Si ritengono invece criteri sussidiari per la determinazione del rapporto di lavoro subordinato i seguenti:
- l’oggetto delle prestazioni è costituito dalle prestazioni lavorative spese in favore della parte che ne beneficia;
- l’inserzione dell’attività lavorativa nell’organizzazione dell’impresa;
- l’utilizzo di strumenti procurati dal datore di lavoro;
- lo svolgimento di un’attività continuativa;
- l’assenza di rischio a carico del lavoratore legato alle congiunture economiche e di autonomia dell’attività svolta;
- la predeterminazione, da parte datoriale, delle modalità di espletamento del rapporto, l’inserimento gerarchico nell’azienda e la sottoposizione a controlli in relazione all’esatto adempimento delle prestazioni dovute;
- predeterminazione della retribuzione.
Il concetto di sussidiario significa che la presenza isolata di uno o più di tali criteri non necessariamente è sufficiente a configurare un rapporto subordinato.

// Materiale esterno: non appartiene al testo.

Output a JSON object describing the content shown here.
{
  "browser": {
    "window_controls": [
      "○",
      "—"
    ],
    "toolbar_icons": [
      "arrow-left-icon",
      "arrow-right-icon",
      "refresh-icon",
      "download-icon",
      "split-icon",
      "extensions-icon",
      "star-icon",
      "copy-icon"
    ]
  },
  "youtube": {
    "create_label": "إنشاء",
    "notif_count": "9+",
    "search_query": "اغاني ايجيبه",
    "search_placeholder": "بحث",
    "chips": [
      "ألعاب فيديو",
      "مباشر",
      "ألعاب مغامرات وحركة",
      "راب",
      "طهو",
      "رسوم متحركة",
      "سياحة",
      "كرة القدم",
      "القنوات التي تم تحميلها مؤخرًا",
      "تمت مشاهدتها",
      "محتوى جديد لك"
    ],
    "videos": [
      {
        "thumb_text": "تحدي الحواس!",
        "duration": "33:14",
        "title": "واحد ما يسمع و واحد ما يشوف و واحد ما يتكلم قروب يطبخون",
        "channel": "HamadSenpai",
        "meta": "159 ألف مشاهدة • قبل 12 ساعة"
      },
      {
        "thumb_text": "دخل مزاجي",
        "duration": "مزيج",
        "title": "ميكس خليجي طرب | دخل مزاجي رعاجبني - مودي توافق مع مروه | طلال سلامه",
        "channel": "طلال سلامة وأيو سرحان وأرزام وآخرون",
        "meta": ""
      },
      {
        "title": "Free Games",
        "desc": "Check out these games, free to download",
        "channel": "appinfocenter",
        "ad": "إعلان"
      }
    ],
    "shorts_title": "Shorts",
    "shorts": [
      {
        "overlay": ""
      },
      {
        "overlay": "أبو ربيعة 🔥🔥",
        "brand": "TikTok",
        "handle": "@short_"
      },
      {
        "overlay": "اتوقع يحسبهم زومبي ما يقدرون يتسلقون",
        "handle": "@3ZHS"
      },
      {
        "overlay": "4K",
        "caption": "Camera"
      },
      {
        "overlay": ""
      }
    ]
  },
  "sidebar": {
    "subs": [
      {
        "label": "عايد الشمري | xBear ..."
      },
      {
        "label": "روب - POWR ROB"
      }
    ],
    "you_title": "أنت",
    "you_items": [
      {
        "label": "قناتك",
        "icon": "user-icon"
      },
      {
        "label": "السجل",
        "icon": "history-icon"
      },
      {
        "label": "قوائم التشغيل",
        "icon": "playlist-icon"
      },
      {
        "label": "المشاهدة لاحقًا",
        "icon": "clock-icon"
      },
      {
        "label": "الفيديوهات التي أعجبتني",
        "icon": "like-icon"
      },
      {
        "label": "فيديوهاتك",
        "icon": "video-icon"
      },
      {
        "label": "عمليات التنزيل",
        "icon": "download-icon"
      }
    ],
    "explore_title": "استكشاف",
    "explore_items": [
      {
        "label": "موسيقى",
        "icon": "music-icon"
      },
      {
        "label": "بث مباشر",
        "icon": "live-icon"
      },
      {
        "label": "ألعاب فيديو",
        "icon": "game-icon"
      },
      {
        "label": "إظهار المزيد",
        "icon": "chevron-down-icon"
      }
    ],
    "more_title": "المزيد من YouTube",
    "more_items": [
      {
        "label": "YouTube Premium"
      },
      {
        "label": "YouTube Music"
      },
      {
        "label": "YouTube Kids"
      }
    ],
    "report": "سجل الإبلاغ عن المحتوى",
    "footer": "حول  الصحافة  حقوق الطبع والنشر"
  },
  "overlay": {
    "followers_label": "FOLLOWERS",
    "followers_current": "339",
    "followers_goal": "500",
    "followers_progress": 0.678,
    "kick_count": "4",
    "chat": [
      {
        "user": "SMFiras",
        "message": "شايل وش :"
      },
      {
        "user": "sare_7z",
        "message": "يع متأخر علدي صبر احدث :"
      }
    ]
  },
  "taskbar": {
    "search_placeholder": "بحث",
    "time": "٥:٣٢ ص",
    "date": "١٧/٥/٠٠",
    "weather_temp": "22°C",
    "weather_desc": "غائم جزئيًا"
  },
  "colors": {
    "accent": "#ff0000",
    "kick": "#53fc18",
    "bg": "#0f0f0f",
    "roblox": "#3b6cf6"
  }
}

Infatti, la Giurisprudenza ha ripetutamente affermato che gli altri elementi sopra identificati possono essere compatibili sia con il lavoro autonomo che con il lavoro subordinato, per cui possono avere un rilievo distintivo solo complementare e sussidiario.
Elemento caratterizzante, quindi, il rapporto diventa, oltre alle concrete modalità di svolgimento della prestazione, l’individuazione di quale sia stata la comune volontà delle parti al momento della conclusione dell’accordo lavorativo.
Nei casi in cui l’applicazione di tali regole astratte non riesca a risolvere il problema qualificatorio, la Giurisprudenza ha ricercato, inoltre, nella concreta attività svolta dal lavoratore determinati indizi e sintomi che, complessivamente valutati, possano indicare, in via presuntiva, la sussistenza di un rapporto di lavoro autonomo o subordinato.
Una serie di datati documenti di prassi amministrativa (circolare Inps n. 108 del 06.06.2000 e n. 58 del 12.03.1997) richiamano i criteri di valutazione per rilevare l’autonomia del rapporto, individuandoli nei seguenti:
- la mancata imposizione al lavoratore di un orario prestabilito da parte del committente;
- il compenso determinato in relazione alla professionalità e alle singole prestazioni;
- l’assenza di vincoli e sanzioni disciplinari;
- la libera scelta delle modalità di effettuazione della prestazione;
- la volontà dei contraenti diretta ad escludere la subordinazione.